Когда студия потеряла Сулержицкого и Вахтангова, группа основных ее членов взяла на себя художественное и административное руководство. Однако отсутствие единой, крепкой художественной воли скоро сказалось. Тенденции того времени стали оказывать заметное влияние на художественную жизнь студии. Театрам приходилось считаться с требованием времени. Пьесы агитационного и пропагандного характера (продукт первой эпохи революции) стали появляться на подмостках московских и петербургских театров. Натурализм, «простота, как в жизни», фотографически точная передача текущих событий были единственно возможным «стилем» их выполнения. Качество актерской игры стало падать, элементы творческой фантазии, театральной выдумки и оригинальности отошли на второй план. Театры и актеры шли за массами, угождая их вкусам. Однако многие искренне верили, что идут в первых рядах, считали себя пионерами. Впрочем, нелегко было разобраться в этот первый период горячей ломки старого и попыток создать новое — кто за кем идет или кому и чему служит. Жизнь этого периода была, несмотря на свою кажущуюся конкретность, поистине фантастична и породила множество новых, «современных» драматургов. Своими произведениями они наводнили клубные и заводские подмостки и пытались проникнуть на сцену нашей студии. Луначарский долго терпел их, надеясь, по-видимому, что из их среды выйдут со временем настоящие пролетарские писатели. Но скоро ему пришлось убедиться, что эти слишком быстро заявившие о своем существовании драматурги не были пролетариями ни по уму, ни по духу, и Луначарскому все же пришлось указать им их надлежащее место20. Однако случилось это не сразу. Им дали высказаться и слушали их, пока, наконец, они не договорились до абсурда.
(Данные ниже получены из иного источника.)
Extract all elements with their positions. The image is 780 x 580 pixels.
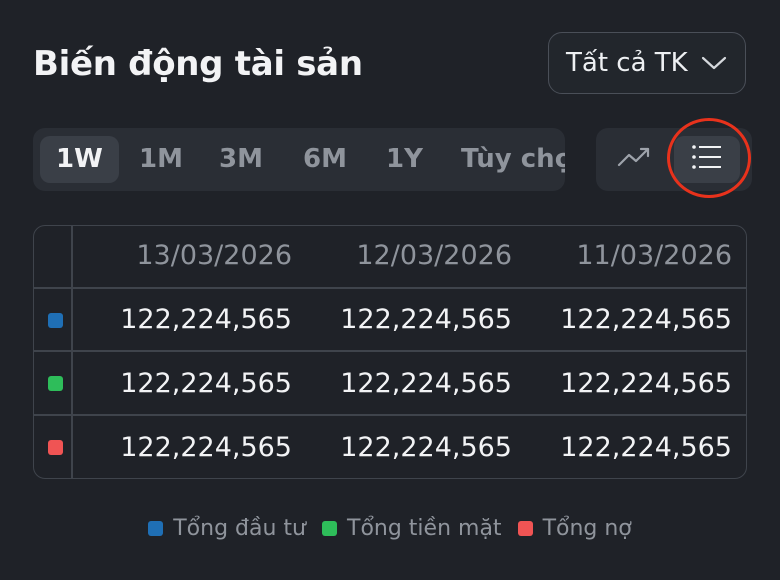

— Толстому Льву легко было писать, товарищи! — заявил один из них на заседании Наркомпроса. — Дайте-ка мне «Ясную» его «Поляну», так я вам, может, не хуже него напишу, товарищи, извиняюсь!

Помню, как возмутились Луначарский и Станиславский и как Мейерхольд в своей блестящей речи высмеял как оратора, так и всех подобных ему «пролетарских писателей» с их обидами, хвастовством, угрозами прошлому и туманными обещаниями на будущее.